Introduction
L'adrénaline est un médicament essentiel utilisé dans le traitement d'urgence de diverses affections, notamment le choc anaphylactique et la dyspnée aiguë laryngée. Bien que son utilisation en aérosol ne soit pas toujours conforme aux recommandations officielles (hors-AMM), elle est courante dans certains services, notamment en oto-rhino-laryngologie (ORL). Cet article vise à fournir un aperçu des indications et de la posologie de l'adrénaline en aérosol chez l'enfant, en s'appuyant sur les données cliniques disponibles et les pratiques actuelles.

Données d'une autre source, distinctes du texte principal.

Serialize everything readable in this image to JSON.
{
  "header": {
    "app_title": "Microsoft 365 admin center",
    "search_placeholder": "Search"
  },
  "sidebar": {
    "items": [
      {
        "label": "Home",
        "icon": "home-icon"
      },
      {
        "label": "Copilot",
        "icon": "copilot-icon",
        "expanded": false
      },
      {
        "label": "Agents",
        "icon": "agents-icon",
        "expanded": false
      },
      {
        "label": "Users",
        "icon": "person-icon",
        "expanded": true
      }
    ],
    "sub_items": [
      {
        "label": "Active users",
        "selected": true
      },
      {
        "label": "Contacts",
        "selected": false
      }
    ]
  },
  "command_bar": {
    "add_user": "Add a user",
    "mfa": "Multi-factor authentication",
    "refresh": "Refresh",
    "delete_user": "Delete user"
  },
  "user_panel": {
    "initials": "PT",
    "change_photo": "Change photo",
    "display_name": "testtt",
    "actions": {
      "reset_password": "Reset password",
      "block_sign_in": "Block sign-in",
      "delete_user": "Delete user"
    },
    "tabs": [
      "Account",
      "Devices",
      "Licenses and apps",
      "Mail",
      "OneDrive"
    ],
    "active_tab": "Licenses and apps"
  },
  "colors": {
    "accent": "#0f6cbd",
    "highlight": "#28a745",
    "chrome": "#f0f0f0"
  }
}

Indications de l'adrénaline en aérosol chez l'enfant
L'adrénaline en aérosol est principalement utilisée pour traiter la dyspnée aiguë laryngée chez l'enfant. Cette affection peut être causée par divers facteurs, notamment :
- Œdème laryngé : L'œdème de la muqueuse laryngée peut entraîner une obstruction des voies respiratoires supérieures, provoquant une dyspnée aiguë.
- Laryngite aiguë virale : L'inflammation des cordes vocales et du larynx due à une infection virale peut également provoquer une dyspnée chez l'enfant.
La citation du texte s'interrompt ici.